Reading from Kafka

!!! warning "Experimental"

This connector is experimental and the API may change in future releases. Current limitations:

- **Bounded batch reads only** — no streaming or unbounded mode
- **No offset commit management** — consumer group offsets are not committed
- **No write support** — Daft cannot produce messages to Kafka

Apache Kafka is a distributed event streaming platform.
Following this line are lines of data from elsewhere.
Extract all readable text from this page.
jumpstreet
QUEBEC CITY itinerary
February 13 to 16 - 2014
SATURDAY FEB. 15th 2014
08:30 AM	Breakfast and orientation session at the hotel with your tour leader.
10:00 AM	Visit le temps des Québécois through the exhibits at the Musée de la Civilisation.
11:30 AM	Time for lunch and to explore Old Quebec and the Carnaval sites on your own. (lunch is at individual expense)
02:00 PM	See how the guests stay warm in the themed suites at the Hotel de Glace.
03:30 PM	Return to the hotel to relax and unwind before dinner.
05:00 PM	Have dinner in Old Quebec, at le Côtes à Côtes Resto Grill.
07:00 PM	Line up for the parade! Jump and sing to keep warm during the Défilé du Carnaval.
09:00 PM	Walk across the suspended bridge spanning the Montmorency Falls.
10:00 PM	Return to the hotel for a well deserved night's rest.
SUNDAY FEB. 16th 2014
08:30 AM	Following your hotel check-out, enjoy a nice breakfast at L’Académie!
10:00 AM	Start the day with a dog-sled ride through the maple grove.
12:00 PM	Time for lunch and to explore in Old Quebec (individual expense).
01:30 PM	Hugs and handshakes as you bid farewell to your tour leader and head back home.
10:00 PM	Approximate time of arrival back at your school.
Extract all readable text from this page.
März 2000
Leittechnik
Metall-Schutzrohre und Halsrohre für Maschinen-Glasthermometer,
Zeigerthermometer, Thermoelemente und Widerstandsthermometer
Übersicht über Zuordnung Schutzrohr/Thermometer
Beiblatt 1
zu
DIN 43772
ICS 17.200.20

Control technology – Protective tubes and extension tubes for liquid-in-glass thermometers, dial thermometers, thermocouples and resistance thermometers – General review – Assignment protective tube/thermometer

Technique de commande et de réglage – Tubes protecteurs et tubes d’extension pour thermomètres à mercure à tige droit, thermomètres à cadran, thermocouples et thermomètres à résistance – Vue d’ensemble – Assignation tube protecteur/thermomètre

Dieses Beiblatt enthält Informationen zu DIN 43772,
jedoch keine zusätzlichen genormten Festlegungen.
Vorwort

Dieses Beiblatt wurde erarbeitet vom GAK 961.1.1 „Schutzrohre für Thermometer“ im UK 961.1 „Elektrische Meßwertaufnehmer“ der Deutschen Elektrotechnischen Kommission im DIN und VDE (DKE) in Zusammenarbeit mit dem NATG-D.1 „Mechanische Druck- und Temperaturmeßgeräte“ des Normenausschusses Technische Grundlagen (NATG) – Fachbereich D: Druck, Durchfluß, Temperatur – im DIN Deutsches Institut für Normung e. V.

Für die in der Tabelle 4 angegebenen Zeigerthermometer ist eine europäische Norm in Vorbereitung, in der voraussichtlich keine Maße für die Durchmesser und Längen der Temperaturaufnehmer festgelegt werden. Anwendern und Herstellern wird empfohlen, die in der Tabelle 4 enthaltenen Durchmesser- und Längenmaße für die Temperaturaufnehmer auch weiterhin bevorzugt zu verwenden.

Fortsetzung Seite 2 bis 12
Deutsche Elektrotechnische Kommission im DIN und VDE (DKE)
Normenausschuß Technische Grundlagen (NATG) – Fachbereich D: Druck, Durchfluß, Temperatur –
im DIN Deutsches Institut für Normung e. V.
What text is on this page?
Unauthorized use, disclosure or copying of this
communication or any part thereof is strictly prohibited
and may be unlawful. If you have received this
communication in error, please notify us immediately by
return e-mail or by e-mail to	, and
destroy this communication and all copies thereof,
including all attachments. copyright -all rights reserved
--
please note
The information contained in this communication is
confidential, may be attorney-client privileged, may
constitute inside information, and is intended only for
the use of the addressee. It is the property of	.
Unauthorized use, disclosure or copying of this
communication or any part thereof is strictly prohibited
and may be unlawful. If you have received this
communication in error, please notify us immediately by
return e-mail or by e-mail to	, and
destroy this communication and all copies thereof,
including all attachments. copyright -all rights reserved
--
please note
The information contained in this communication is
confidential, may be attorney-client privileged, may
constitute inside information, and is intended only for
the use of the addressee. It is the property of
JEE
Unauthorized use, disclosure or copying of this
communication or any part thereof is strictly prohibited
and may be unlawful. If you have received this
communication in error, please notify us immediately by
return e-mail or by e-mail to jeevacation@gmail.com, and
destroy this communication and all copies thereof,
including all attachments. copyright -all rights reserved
Daft can read bounded ranges of messages from Kafka topics into DataFrames using [daft.read_kafka()][daft.io.read_kafka].

Daft currently supports:

Bounded batch reads: Read a fixed range of messages defined by offsets, timestamps, or earliest/latest markers
Multi-topic reads: Read from one or more topics in a single call
Partition filtering: Read from specific partitions within a topic
Flexible bounds: Specify start/end using "earliest"/"latest", timestamps (datetime, ISO-8601, or epoch ms), or explicit per-partition offset maps
Limit pushdown: Use .limit(N) to stop reading early once enough rows are collected

Installing Daft with Kafka Support

Daft integrates with Kafka through the confluent-kafka package:

bash

pip install -U "daft[kafka]"

Or install the dependency manually:

bash

pip install confluent-kafka

Output Schema

Every read_kafka call returns a DataFrame with the following fixed schema:

Column	Type	Description
`topic`	`string`	The topic the message was read from
`partition`	`int32`	The partition ID within the topic
`offset`	`int64`	The offset of the message within the partition
`timestamp_ms`	`int64`	Message timestamp in milliseconds (null if unavailable)
`key`	`binary`	The message key as raw bytes (null if not present)
`value`	`binary`	The message value as raw bytes

Reading Messages

Basic Usage

Read all messages from a topic (earliest to latest):

=== "🐍 Python"

```python
import daft

df = daft.read_kafka(bootstrap_servers="localhost:9092", topics="my-topic")
df.show()
```

Timestamp Bounds

Read messages within a time range:

=== "🐍 Python"

```python
import daft
from datetime import datetime, timezone

start = datetime(2024, 1, 1, tzinfo=timezone.utc)
end = datetime(2024, 1, 2, tzinfo=timezone.utc)

df = daft.read_kafka(
    bootstrap_servers="localhost:9092",
    topics="my-topic",
    start=start,
    end=end,
)
```

You can also use ISO-8601 strings or epoch milliseconds:

=== "🐍 Python"

```python
df = daft.read_kafka(
    bootstrap_servers="localhost:9092",
    topics="my-topic",
    start="2024-01-01T00:00:00Z",
    end=1704153600000,  # epoch ms
)
```

Offset Bounds

Read a specific offset range from a partition:

=== "🐍 Python"

```python
df = daft.read_kafka(
    bootstrap_servers="localhost:9092",
    topics="my-topic",
    start={0: 100},   # partition 0, offset 100
    end={0: 200},     # partition 0, offset 200 (exclusive)
)
```

Partition Filtering

Read only from specific partitions:

=== "🐍 Python"

```python
df = daft.read_kafka(
    bootstrap_servers="localhost:9092",
    topics="my-topic",
    partitions=[0, 2],
)
```

Multiple Topics

Read from multiple topics at once:

=== "🐍 Python"

```python
df = daft.read_kafka(
    bootstrap_servers="localhost:9092",
    topics=["topic-a", "topic-b"],
)
```

With per-topic offset maps:

=== "🐍 Python"

```python
df = daft.read_kafka(
    bootstrap_servers="localhost:9092",
    topics=["topic-a", "topic-b"],
    start={"topic-a": {0: 100}, "topic-b": {0: 50}},
    end="latest",
)
```

Using Limit

Stop reading early once enough rows are collected:

=== "🐍 Python"

```python
df = daft.read_kafka(bootstrap_servers="localhost:9092", topics="my-topic").limit(1000)
df.show()
```

Kafka Client Configuration

Pass additional librdkafka configuration options via kafka_client_config:

=== "🐍 Python"

```python
df = daft.read_kafka(
    bootstrap_servers="localhost:9092",
    topics="my-topic",
    kafka_client_config={
        "security.protocol": "SASL_SSL",
        "sasl.mechanism": "PLAIN",
        "sasl.username": "my-api-key",
        "sasl.password": "my-api-secret",
    },
)
```

!!! note

The following keys are managed internally and cannot be overridden via `kafka_client_config`:
`bootstrap.servers`, `group.id`, `enable.auto.commit`, `enable.auto.offset.store`.
These are configured through the dedicated `bootstrap_servers` and `group_id` parameters of `read_kafka()` instead.